- Born: 2 October 1923 Neustadt-Glewe, Germany
- Occupation: Guard at two concentration camps

= Margarete Rabe =

Female Nazi concentration camp guard (born 1923)

Margarete Maria Rabe (born 2 October 1923) was a guard at two concentration camps from November 1944 until April 1945.

== Career in the Reich ==
In 1944, Rabe applied to the Neustadt camp office at Neustadt-Glewe to be a guard, and was stationed at Ravensbrück concentration camp on 7 November 1944. She immediately began mistreating the female prisoners there, and was infamous in the camp for her brutality.
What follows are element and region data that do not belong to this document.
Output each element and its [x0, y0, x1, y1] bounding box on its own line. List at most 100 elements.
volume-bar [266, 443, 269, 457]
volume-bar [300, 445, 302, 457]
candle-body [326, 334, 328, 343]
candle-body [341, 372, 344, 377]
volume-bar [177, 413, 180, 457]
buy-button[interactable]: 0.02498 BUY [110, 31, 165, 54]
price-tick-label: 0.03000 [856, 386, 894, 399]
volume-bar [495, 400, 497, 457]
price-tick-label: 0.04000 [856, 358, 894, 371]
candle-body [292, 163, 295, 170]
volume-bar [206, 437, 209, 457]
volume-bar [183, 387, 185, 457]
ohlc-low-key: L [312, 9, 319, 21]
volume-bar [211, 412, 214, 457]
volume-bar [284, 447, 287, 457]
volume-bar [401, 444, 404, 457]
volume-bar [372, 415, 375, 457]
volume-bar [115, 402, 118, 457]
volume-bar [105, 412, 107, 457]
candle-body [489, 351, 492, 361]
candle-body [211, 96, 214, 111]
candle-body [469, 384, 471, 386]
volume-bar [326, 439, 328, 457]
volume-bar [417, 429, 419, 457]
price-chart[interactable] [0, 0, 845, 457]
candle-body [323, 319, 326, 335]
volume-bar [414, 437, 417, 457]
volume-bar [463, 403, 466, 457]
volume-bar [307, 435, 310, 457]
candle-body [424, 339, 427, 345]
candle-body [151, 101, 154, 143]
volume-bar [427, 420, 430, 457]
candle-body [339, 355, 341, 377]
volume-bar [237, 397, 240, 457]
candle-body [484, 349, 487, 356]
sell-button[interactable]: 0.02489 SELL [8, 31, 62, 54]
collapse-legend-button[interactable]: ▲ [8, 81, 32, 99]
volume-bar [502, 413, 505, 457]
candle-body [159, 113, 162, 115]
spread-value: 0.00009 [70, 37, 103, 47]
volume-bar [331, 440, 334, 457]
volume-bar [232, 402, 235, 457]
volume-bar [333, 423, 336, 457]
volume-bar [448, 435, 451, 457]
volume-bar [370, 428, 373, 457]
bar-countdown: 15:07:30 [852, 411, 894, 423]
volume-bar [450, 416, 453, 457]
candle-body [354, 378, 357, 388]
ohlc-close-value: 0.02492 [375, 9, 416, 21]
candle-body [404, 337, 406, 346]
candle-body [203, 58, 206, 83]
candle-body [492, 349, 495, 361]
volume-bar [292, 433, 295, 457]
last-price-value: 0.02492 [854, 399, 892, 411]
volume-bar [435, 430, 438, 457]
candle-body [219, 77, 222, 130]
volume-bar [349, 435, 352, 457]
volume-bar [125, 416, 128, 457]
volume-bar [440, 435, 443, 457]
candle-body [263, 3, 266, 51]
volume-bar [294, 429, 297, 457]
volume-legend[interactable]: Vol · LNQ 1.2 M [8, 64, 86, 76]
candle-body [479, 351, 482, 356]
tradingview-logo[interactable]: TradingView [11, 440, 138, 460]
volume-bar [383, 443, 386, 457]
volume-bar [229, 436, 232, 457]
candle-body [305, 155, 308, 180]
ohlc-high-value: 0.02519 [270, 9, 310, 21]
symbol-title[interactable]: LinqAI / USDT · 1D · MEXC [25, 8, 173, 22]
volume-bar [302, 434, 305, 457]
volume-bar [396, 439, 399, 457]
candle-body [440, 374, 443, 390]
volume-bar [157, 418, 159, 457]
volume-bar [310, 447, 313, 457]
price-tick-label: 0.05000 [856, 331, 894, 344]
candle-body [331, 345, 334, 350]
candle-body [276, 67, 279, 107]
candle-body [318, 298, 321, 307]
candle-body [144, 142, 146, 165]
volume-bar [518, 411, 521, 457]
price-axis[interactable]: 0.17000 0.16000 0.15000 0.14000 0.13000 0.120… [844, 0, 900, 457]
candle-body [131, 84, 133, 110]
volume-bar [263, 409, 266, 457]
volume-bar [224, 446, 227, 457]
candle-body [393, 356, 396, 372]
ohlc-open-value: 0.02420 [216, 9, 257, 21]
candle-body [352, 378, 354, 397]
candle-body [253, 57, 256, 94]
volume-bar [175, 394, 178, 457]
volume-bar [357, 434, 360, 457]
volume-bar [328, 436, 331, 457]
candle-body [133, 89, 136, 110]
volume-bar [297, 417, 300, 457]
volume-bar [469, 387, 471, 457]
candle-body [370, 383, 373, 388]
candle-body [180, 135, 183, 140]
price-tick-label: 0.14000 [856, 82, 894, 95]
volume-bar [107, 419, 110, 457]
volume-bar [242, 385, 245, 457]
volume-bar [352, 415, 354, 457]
In late November or early December 1944, Rabe was one of several guards to be posted to the Uckermark camp under Ruth Closius. There the young SS Aufseherin helped select women and children for the gas chambers, and also took part in murders and torture (one survivor commented that the SS women in Uckermark were the most brutal of any in the Ravensbrück complex). In April 1945, Rabe fled the Uckermark camp.

At the third Ravensbrück Trial in April 1948, the British court handed her a sentence of life imprisonment. It was estimated that she had selected 3,000 female prisoners for the gas chamber and other execution methods. Rabe was released from prison on 26 February 1954, having served five years and ten months in confinement.